À qui iront les voix des minorités ? « Chacun est libre de ses choix », explique Dogad Dogoui, qui reconnaît quand même que les deux tiers des membres de son business club sont plutôt classés à gauche. Tin et lui s’interdisent de donner la moindre consigne de vote, contrairement à Beyala, qui, elle, prévoit de rencontrer les principaux candidats afin d’examiner leurs propositions. Elle devrait annoncer son choix lors d’un grand rassemblement qu’elle organisera à Paris en avril.
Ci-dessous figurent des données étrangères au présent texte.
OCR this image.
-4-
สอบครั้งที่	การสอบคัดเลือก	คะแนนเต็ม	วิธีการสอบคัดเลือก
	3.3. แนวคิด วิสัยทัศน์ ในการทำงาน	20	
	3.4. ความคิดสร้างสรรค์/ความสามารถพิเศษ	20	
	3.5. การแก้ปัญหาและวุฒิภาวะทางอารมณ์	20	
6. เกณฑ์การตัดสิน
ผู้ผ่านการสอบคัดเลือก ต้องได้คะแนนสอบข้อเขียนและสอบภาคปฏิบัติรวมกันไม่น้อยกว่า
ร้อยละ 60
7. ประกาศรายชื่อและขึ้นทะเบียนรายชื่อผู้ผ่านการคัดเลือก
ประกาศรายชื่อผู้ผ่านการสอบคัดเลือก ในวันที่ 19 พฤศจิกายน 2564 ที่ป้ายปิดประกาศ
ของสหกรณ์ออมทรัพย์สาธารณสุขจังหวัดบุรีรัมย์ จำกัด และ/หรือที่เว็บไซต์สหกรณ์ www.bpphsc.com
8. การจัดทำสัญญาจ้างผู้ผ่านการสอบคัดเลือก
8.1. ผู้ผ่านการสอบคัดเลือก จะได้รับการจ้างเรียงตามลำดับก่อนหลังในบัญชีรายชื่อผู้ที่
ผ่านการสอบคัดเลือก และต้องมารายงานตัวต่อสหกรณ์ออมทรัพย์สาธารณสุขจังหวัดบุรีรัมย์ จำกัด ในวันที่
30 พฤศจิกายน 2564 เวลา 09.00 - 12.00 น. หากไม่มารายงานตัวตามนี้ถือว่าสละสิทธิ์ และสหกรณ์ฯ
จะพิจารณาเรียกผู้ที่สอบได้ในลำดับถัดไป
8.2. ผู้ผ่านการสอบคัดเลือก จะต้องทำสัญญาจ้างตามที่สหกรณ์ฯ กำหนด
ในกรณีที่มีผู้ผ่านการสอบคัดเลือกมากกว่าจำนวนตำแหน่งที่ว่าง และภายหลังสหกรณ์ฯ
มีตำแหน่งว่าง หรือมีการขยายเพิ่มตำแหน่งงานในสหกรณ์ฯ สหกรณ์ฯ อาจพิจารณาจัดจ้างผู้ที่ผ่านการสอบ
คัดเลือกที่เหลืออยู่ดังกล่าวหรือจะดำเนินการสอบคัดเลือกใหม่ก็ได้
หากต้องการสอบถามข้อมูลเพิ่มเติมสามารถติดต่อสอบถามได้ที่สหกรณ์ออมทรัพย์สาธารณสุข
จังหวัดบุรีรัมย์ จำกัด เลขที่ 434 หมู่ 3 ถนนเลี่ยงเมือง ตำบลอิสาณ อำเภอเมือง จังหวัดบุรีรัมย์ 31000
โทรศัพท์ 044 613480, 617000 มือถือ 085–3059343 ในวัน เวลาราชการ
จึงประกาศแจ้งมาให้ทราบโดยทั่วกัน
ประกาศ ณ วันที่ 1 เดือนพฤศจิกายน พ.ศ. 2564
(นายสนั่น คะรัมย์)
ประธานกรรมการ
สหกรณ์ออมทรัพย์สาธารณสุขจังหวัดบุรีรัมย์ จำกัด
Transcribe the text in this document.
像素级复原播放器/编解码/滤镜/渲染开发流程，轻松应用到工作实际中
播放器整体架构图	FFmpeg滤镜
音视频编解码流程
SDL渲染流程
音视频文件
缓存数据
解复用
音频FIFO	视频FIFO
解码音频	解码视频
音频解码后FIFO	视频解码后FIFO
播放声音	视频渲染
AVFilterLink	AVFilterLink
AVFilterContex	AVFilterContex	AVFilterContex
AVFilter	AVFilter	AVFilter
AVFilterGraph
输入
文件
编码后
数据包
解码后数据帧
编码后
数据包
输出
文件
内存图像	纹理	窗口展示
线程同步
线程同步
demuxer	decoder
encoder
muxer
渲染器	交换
Pour Hakim El Karoui, consultant chez Roland Berger Strategy et ex-président du Club XXIe siècle, un réseau visant à valoriser les réussites issues de la diversité, cette initiative n’est qu’un moyen parmi beaucoup d’autres de se faire remarquer. « Plus ces discours médiatiques sont caricaturaux, tranchés ou hostiles, plus ils sont entendus, commente-t-il. Mais leur impact sur le scrutin est nul. »
Le plus important, c’est le choix de candidats pour les législatives.
Yazid Sabeg, commissaire à la diversité et à l’égalité des chances.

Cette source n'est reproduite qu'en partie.